Using the function price = 2*1.2^((current year-1919)/5.1)-1, the data becomes:
YEAR | RATE(in cents) | Estimated Rate | Absolute Difference |
1919 | 2 | 1 | 1 |
1932 | 3 | 2.1832045317011 | 0.816795468298904 |
1958 | 4 | 7.06368662962834 | 3.06368662962834 |
1963 | 5 | 8.64189315262576 | 3.64189315262576 |
1968 | 6 | 10.5289826895141 | 4.52898268951412 |
1971 | 8 | 11.8341819108252 | 3.83418191082523 |
1974 | 10 | 13.2871430859174 | 3.28714308591743 |
1975 | 13 | 13.8071381629952 | 0.807138162995233 |
1978 | 15 | 15.4834582443642 | 0.483458244364165 |
1981 | 20 | 17.3495549715824 | 2.65044502841758 |
1985 | 22 | 20.1703712462204 | 1.82962875377955 |
1988 | 25 | 22.5670746509853 | 2.43292534901467 |
1991 | 29 | 25.2351094907829 | 3.7648905092171 |
1994 | 32 | 28.2051932701198 | 3.79480672988023 |
1997 | 33 | 31.5115210304234 | 1.48847896957661 |
1999 | 34 | 33.921167692408 | 0.0788323075919521 |
2002 | 37 | 37.8746024495667 | 0.874602449566694 |
Now we can graph the estimated rates against the observed rates and see how they compare. We can also see the difference created by subracting one from the function:
2*1.2^((current year-1919)/5.1)
price = 2*1.2^((current year-1919)/5.1)-1:
How can we use our equation to predict when the cost of a first class postage stamp will reach $1.00?
Our predicion function:
price = 2*1.2^((current year-1919)/5.1)-1.

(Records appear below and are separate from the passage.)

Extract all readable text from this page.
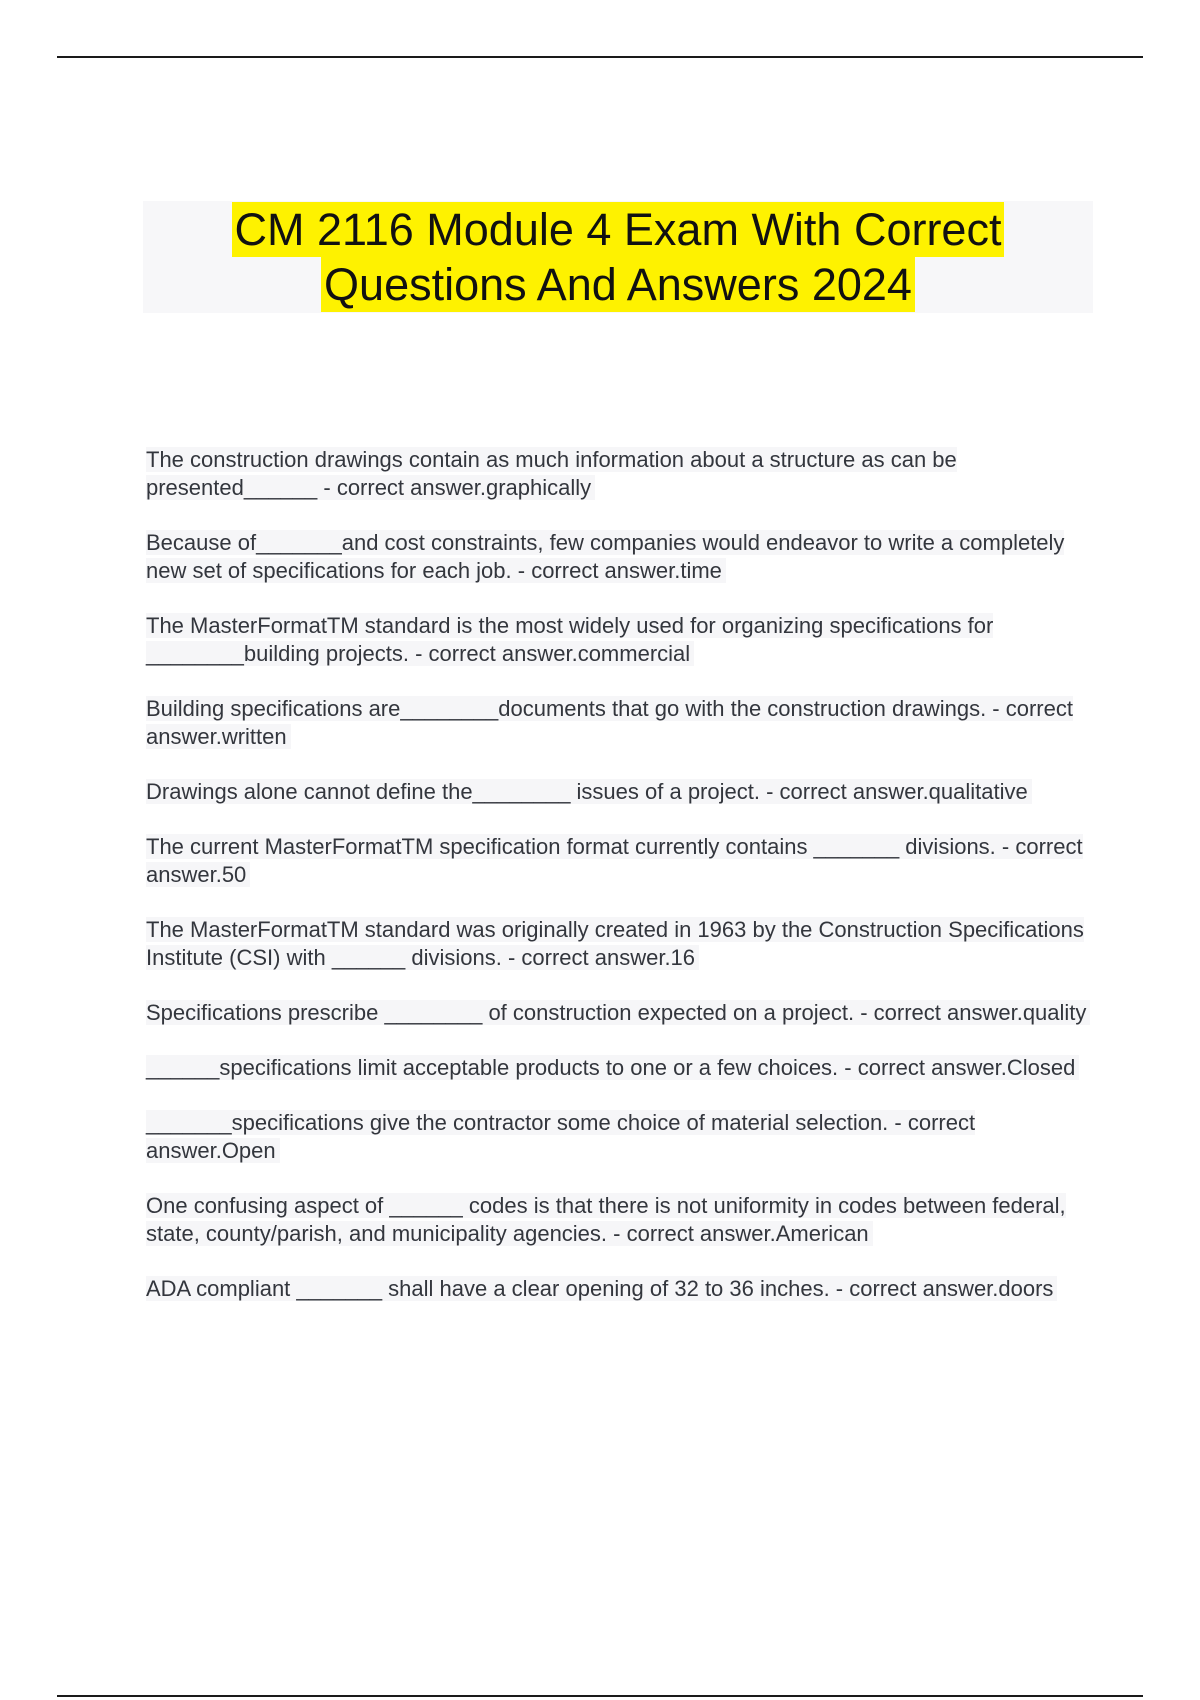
CM 2116 Module 4 Exam With Correct
Questions And Answers 2024

The construction drawings contain as much information about a structure as can be presented______ - correct answer.graphically

Because of_______and cost constraints, few companies would endeavor to write a completely new set of specifications for each job. - correct answer.time

The MasterFormatTM standard is the most widely used for organizing specifications for ________building projects. - correct answer.commercial

Building specifications are________documents that go with the construction drawings. - correct answer.written

Drawings alone cannot define the________ issues of a project. - correct answer.qualitative

The current MasterFormatTM specification format currently contains _______ divisions. - correct answer.50

The MasterFormatTM standard was originally created in 1963 by the Construction Specifications Institute (CSI) with ______ divisions. - correct answer.16

Specifications prescribe ________ of construction expected on a project. - correct answer.quality

______specifications limit acceptable products to one or a few choices. - correct answer.Closed

_______specifications give the contractor some choice of material selection. - correct answer.Open

One confusing aspect of ______ codes is that there is not uniformity in codes between federal, state, county/parish, and municipality agencies. - correct answer.American

ADA compliant _______ shall have a clear opening of 32 to 36 inches. - correct answer.doors
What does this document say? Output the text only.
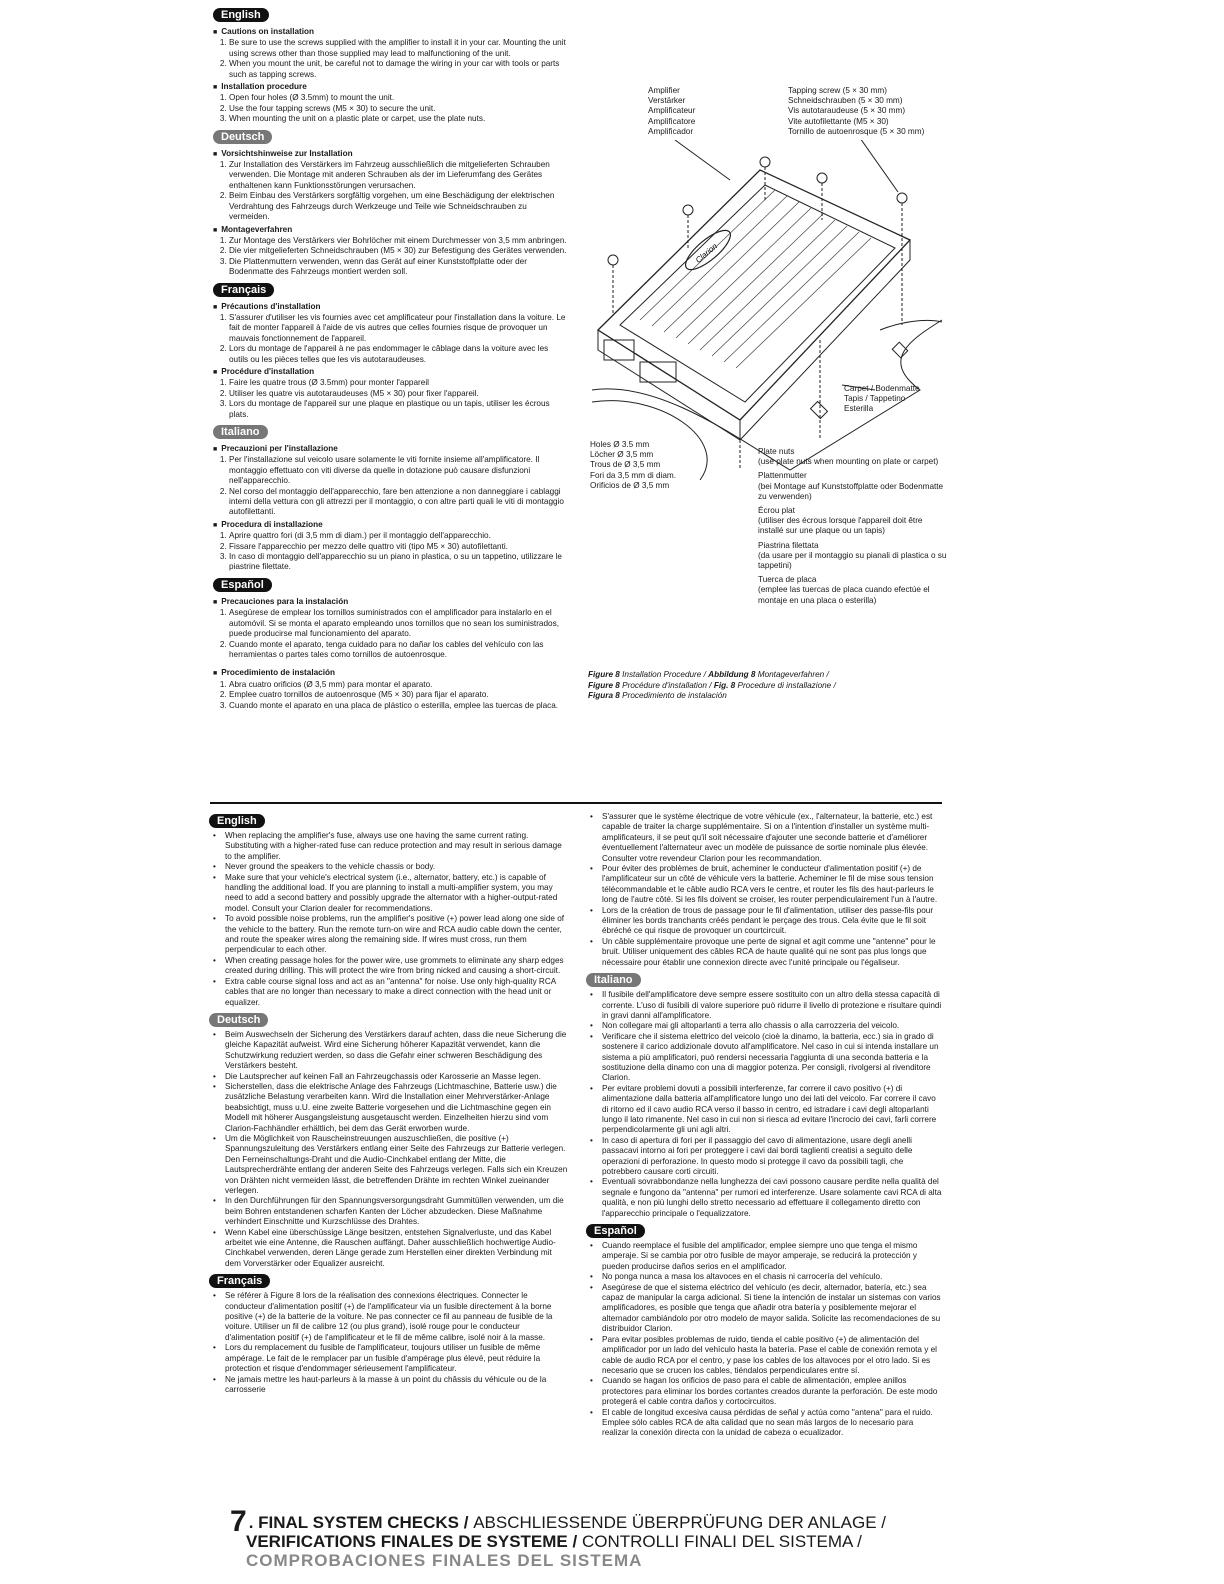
English
■ Cautions on installation
1. Be sure to use the screws supplied with the amplifier to install it in your car. Mounting the unit using screws other than those supplied may lead to malfunctioning of the unit.
2. When you mount the unit, be careful not to damage the wiring in your car with tools or parts such as tapping screws.
■ Installation procedure
1. Open four holes (Ø 3.5mm) to mount the unit.
2. Use the four tapping screws (M5 × 30) to secure the unit.
3. When mounting the unit on a plastic plate or carpet, use the plate nuts.
Deutsch
■ Vorsichtshinweise zur Installation
1. Zur Installation des Verstärkers im Fahrzeug ausschließlich die mitgelieferten Schrauben verwenden. Die Montage mit anderen Schrauben als der im Lieferumfang des Gerätes enthaltenen kann Funktionsstörungen verursachen.
2. Beim Einbau des Verstärkers sorgfältig vorgehen, um eine Beschädigung der elektrischen Verdrahtung des Fahrzeugs durch Werkzeuge und Teile wie Schneidschrauben zu vermeiden.
■ Montageverfahren
1. Zur Montage des Verstärkers vier Bohrlöcher mit einem Durchmesser von 3,5 mm anbringen.
2. Die vier mitgelieferten Schneidschrauben (M5 × 30) zur Befestigung des Gerätes verwenden.
3. Die Plattenmuttern verwenden, wenn das Gerät auf einer Kunststoffplatte oder der Bodenmatte des Fahrzeugs montiert werden soll.
Français
■ Précautions d'installation
1. S'assurer d'utiliser les vis fournies avec cet amplificateur pour l'installation dans la voiture. Le fait de monter l'appareil à l'aide de vis autres que celles fournies risque de provoquer un mauvais fonctionnement de l'appareil.
2. Lors du montage de l'appareil à ne pas endommager le câblage dans la voiture avec les outils ou les pièces telles que les vis autotaraudeuses.
■ Procédure d'installation
1. Faire les quatre trous (Ø 3.5mm) pour monter l'appareil
2. Utiliser les quatre vis autotaraudeuses (M5 × 30) pour fixer l'appareil.
3. Lors du montage de l'appareil sur une plaque en plastique ou un tapis, utiliser les écrous plats.
Italiano
■ Precauzioni per l'installazione
1. Per l'installazione sul veicolo usare solamente le viti fornite insieme all'amplificatore. Il montaggio effettuato con viti diverse da quelle in dotazione può causare disfunzioni nell'apparecchio.
2. Nel corso del montaggio dell'apparecchio, fare ben attenzione a non danneggiare i cablaggi interni della vettura con gli attrezzi per il montaggio, o con altre parti quali le viti di montaggio autofilettanti.
■ Procedura di installazione
1. Aprire quattro fori (di 3,5 mm di diam.) per il montaggio dell'apparecchio.
2. Fissare l'apparecchio per mezzo delle quattro viti (tipo M5 × 30) autofilettanti.
3. In caso di montaggio dell'apparecchio su un piano in plastica, o su un tappetino, utilizzare le piastrine filettate.
Español
■ Precauciones para la instalación
1. Asegúrese de emplear los tornillos suministrados con el amplificador para instalarlo en el automóvil. Si se monta el aparato empleando unos tornillos que no sean los suministrados, puede producirse mal funcionamiento del aparato.
2. Cuando monte el aparato, tenga cuidado para no dañar los cables del vehículo con las herramientas o partes tales como tornillos de autoenrosque.
■ Procedimiento de instalación
1. Abra cuatro orificios (Ø 3,5 mm) para montar el aparato.
2. Emplee cuatro tornillos de autoenrosque (M5 × 30) para fijar el aparato.
3. Cuando monte el aparato en una placa de plástico o esterilla, emplee las tuercas de placa.
Amplifier
Verstärker
Amplificateur
Amplificatore
Amplificador
Tapping screw (5 × 30 mm)
Schneidschrauben (5 × 30 mm)
Vis autotaraudeuse (5 × 30 mm)
Vite autofilettante (M5 × 30)
Tornillo de autoenrosque (5 × 30 mm)
Carpet / Bodenmatte
Tapis / Tappetino
Esterilla
Holes Ø 3.5 mm
Löcher Ø 3,5 mm
Trous de Ø 3,5 mm
Fori da 3,5 mm di diam.
Orificios de Ø 3,5 mm
Plate nuts
(use plate nuts when mounting on plate or carpet)
Plattenmutter
(bei Montage auf Kunststoffplatte oder Bodenmatte zu verwenden)
Écrou plat
(utiliser des écrous lorsque l'appareil doit être installé sur une plaque ou un tapis)
Piastrina filettata
(da usare per il montaggio su pianali di plastica o su tappetini)
Tuerca de placa
(emplee las tuercas de placa cuando efectúe el montaje en una placa o esterilla)
Clarion
Figure 8 Installation Procedure / Abbildung 8 Montageverfahren /
Figure 8 Procédure d'installation / Fig. 8 Procedure di installazione /
Figura 8 Procedimiento de instalación
English
• When replacing the amplifier's fuse, always use one having the same current rating. Substituting with a higher-rated fuse can reduce protection and may result in serious damage to the amplifier.
• Never ground the speakers to the vehicle chassis or body.
• Make sure that your vehicle's electrical system (i.e., alternator, battery, etc.) is capable of handling the additional load. If you are planning to install a multi-amplifier system, you may need to add a second battery and possibly upgrade the alternator with a higher-output-rated model. Consult your Clarion dealer for recommendations.
• To avoid possible noise problems, run the amplifier's positive (+) power lead along one side of the vehicle to the battery. Run the remote turn-on wire and RCA audio cable down the center, and route the speaker wires along the remaining side. If wires must cross, run them perpendicular to each other.
• When creating passage holes for the power wire, use grommets to eliminate any sharp edges created during drilling. This will protect the wire from bring nicked and causing a short-circuit.
• Extra cable course signal loss and act as an "antenna" for noise. Use only high-quality RCA cables that are no longer than necessary to make a direct connection with the head unit or equalizer.
Deutsch
• Beim Auswechseln der Sicherung des Verstärkers darauf achten, dass die neue Sicherung die gleiche Kapazität aufweist. Wird eine Sicherung höherer Kapazität verwendet, kann die Schutzwirkung reduziert werden, so dass die Gefahr einer schweren Beschädigung des Verstärkers besteht.
• Die Lautsprecher auf keinen Fall an Fahrzeugchassis oder Karosserie an Masse legen.
• Sicherstellen, dass die elektrische Anlage des Fahrzeugs (Lichtmaschine, Batterie usw.) die zusätzliche Belastung verarbeiten kann. Wird die Installation einer Mehrverstärker-Anlage beabsichtigt, muss u.U. eine zweite Batterie vorgesehen und die Lichtmaschine gegen ein Modell mit höherer Ausgangsleistung ausgetauscht werden. Einzelheiten hierzu sind vom Clarion-Fachhändler erhältlich, bei dem das Gerät erworben wurde.
• Um die Möglichkeit von Rauscheinstreuungen auszuschließen, die positive (+) Spannungszuleitung des Verstärkers entlang einer Seite des Fahrzeugs zur Batterie verlegen. Den Ferneinschaltungs-Draht und die Audio-Cinchkabel entlang der Mitte, die Lautsprecherdrähte entlang der anderen Seite des Fahrzeugs verlegen. Falls sich ein Kreuzen von Drähten nicht vermeiden lässt, die betreffenden Drähte im rechten Winkel zueinander verlegen.
• In den Durchführungen für den Spannungsversorgungsdraht Gummitüllen verwenden, um die beim Bohren entstandenen scharfen Kanten der Löcher abzudecken. Diese Maßnahme verhindert Einschnitte und Kurzschlüsse des Drahtes.
• Wenn Kabel eine überschüssige Länge besitzen, entstehen Signalverluste, und das Kabel arbeitet wie eine Antenne, die Rauschen auffängt. Daher ausschließlich hochwertige Audio-Cinchkabel verwenden, deren Länge gerade zum Herstellen einer direkten Verbindung mit dem Vorverstärker oder Equalizer ausreicht.
Français
• Se référer à Figure 8 lors de la réalisation des connexions électriques. Connecter le conducteur d'alimentation positif (+) de l'amplificateur via un fusible directement à la borne positive (+) de la batterie de la voiture. Ne pas connecter ce fil au panneau de fusible de la voiture. Utiliser un fil de calibre 12 (ou plus grand), isolé rouge pour le conducteur d'alimentation positif (+) de l'amplificateur et le fil de même calibre, isolé noir à la masse.
• Lors du remplacement du fusible de l'amplificateur, toujours utiliser un fusible de même ampérage. Le fait de le remplacer par un fusible d'ampérage plus élevé, peut réduire la protection et risque d'endommager sérieusement l'amplificateur.
• Ne jamais mettre les haut-parleurs à la masse à un point du châssis du véhicule ou de la carrosserie
• S'assurer que le système électrique de votre véhicule (ex., l'alternateur, la batterie, etc.) est capable de traiter la charge supplémentaire. Si on a l'intention d'installer un système multi-amplificateurs, il se peut qu'il soit nécessaire d'ajouter une seconde batterie et d'améliorer éventuellement l'alternateur avec un modèle de puissance de sortie nominale plus élevée. Consulter votre revendeur Clarion pour les recommandation.
• Pour éviter des problèmes de bruit, acheminer le conducteur d'alimentation positif (+) de l'amplificateur sur un côté de véhicule vers la batterie. Acheminer le fil de mise sous tension télécommandable et le câble audio RCA vers le centre, et router les fils des haut-parleurs le long de l'autre côté. Si les fils doivent se croiser, les router perpendiculairement l'un à l'autre.
• Lors de la création de trous de passage pour le fil d'alimentation, utiliser des passe-fils pour éliminer les bords tranchants créés pendant le perçage des trous. Cela évite que le fil soit ébréché ce qui risque de provoquer un courtcircuit.
• Un câble supplémentaire provoque une perte de signal et agit comme une "antenne" pour le bruit. Utiliser uniquement des câbles RCA de haute qualité qui ne sont pas plus longs que nécessaire pour établir une connexion directe avec l'unité principale ou l'égaliseur.
Italiano
• Il fusibile dell'amplificatore deve sempre essere sostituito con un altro della stessa capacità di corrente. L'uso di fusibili di valore superiore può ridurre il livello di protezione e risultare quindi in gravi danni all'amplificatore.
• Non collegare mai gli altoparlanti a terra allo chassis o alla carrozzeria del veicolo.
• Verificare che il sistema elettrico del veicolo (cioè la dinamo, la batteria, ecc.) sia in grado di sostenere il carico addizionale dovuto all'amplificatore. Nel caso in cui si intenda installare un sistema a più amplificatori, può rendersi necessaria l'aggiunta di una seconda batteria e la sostituzione della dinamo con una di maggior potenza. Per consigli, rivolgersi al rivenditore Clarion.
• Per evitare problemi dovuti a possibili interferenze, far correre il cavo positivo (+) di alimentazione dalla batteria all'amplificatore lungo uno dei lati del veicolo. Far correre il cavo di ritorno ed il cavo audio RCA verso il basso in centro, ed istradare i cavi degli altoparlanti lungo il lato rimanente. Nel caso in cui non si riesca ad evitare l'incrocio dei cavi, farli correre perpendicolarmente gli uni agli altri.
• In caso di apertura di fori per il passaggio del cavo di alimentazione, usare degli anelli passacavi intorno ai fori per proteggere i cavi dai bordi taglienti creatisi a seguito delle operazioni di perforazione. In questo modo si protegge il cavo da possibili tagli, che potrebbero causare corti circuiti.
• Eventuali sovrabbondanze nella lunghezza dei cavi possono causare perdite nella qualità del segnale e fungono da "antenna" per rumori ed interferenze. Usare solamente cavi RCA di alta qualità, e non più lunghi dello stretto necessario ad effettuare il collegamento diretto con l'apparecchio principale o l'equalizzatore.
Español
• Cuando reemplace el fusible del amplificador, emplee siempre uno que tenga el mismo amperaje. Si se cambia por otro fusible de mayor amperaje, se reducirá la protección y pueden producirse daños serios en el amplificador.
• No ponga nunca a masa los altavoces en el chasis ni carrocería del vehículo.
• Asegúrese de que el sistema eléctrico del vehículo (es decir, alternador, batería, etc.) sea capaz de manipular la carga adicional. Si tiene la intención de instalar un sistemas con varios amplificadores, es posible que tenga que añadir otra batería y posiblemente mejorar el alternador cambiándolo por otro modelo de mayor salida. Solicite las recomendaciones de su distribuidor Clarion.
• Para evitar posibles problemas de ruido, tienda el cable positivo (+) de alimentación del amplificador por un lado del vehículo hasta la batería. Pase el cable de conexión remota y el cable de audio RCA por el centro, y pase los cables de los altavoces por el otro lado. Si es necesario que se crucen los cables, tiéndalos perpendiculares entre sí.
• Cuando se hagan los orificios de paso para el cable de alimentación, emplee anillos protectores para eliminar los bordes cortantes creados durante la perforación. De este modo protegerá el cable contra daños y cortocircuitos.
• El cable de longitud excesiva causa pérdidas de señal y actúa como "antena" para el ruido. Emplee sólo cables RCA de alta calidad que no sean más largos de lo necesario para realizar la conexión directa con la unidad de cabeza o ecualizador.
7 . FINAL SYSTEM CHECKS / ABSCHLIESSENDE ÜBERPRÜFUNG DER ANLAGE /
VERIFICATIONS FINALES DE SYSTEME / CONTROLLI FINALI DEL SISTEMA /
COMPROBACIONES FINALES DEL SISTEMA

To find the year when postage will reach $1.00, simply set this function equal to $1.00 and solve for the 'current year' in the equation.
100 = 2*1.2^((current year-1919)/5.1)-1
(100+1)/2=1.2^((current year-1919)/5.1)
ln48.095=((current year-1919)/5.1)ln1.2
Using the ln function, these values can also be calculated in spreadsheet software:
(3.873178)=((current year-1919)/5.1)(0.182322)
21.24=(current year-1919)/5.1
108.34=current year - 1919
1919+108=2027.
From this result, we can predict that the price of first-class stamps will be $1.00 in 2027.
When will the cost be 64 cents?
We can answer this question just as we did above, by setting our equation equal to 64 and solving for the 'current year'.
64= 2*1.2^((current year-1919)/5.1)-1
3.45=((current year-1919)/5.1)(0.182322)
current year=96.68+1919
From this we can conclude that the price of stamps will reach 64 cents in 2015.
When can we expect the next 3-cent increase?
To find the answer to this question, we need to use our equation and set it equal to the current price of stamps plus 3 cents, or 40 cents:
40 = 2*1.2^((current year-1919)/5.1)-1
Using the same methods as above, we find that the next 3-cent increase in the price of first-class stamps will occur in 2002...
If we remove the constant from the function, the 3-cent increase would happen later in 2002, so this would not remedy our faulty forecast for 40-cent stamps. Our review of the total absolute difference between the expected and observed prices indicates that the prediction function selected is the "best-fit" for the entire history of prices of stamps. Obviously there is some adjustment required in the calculation; perhaps the forecast would have been better modeled on recent (within the past 20 years) price increases only.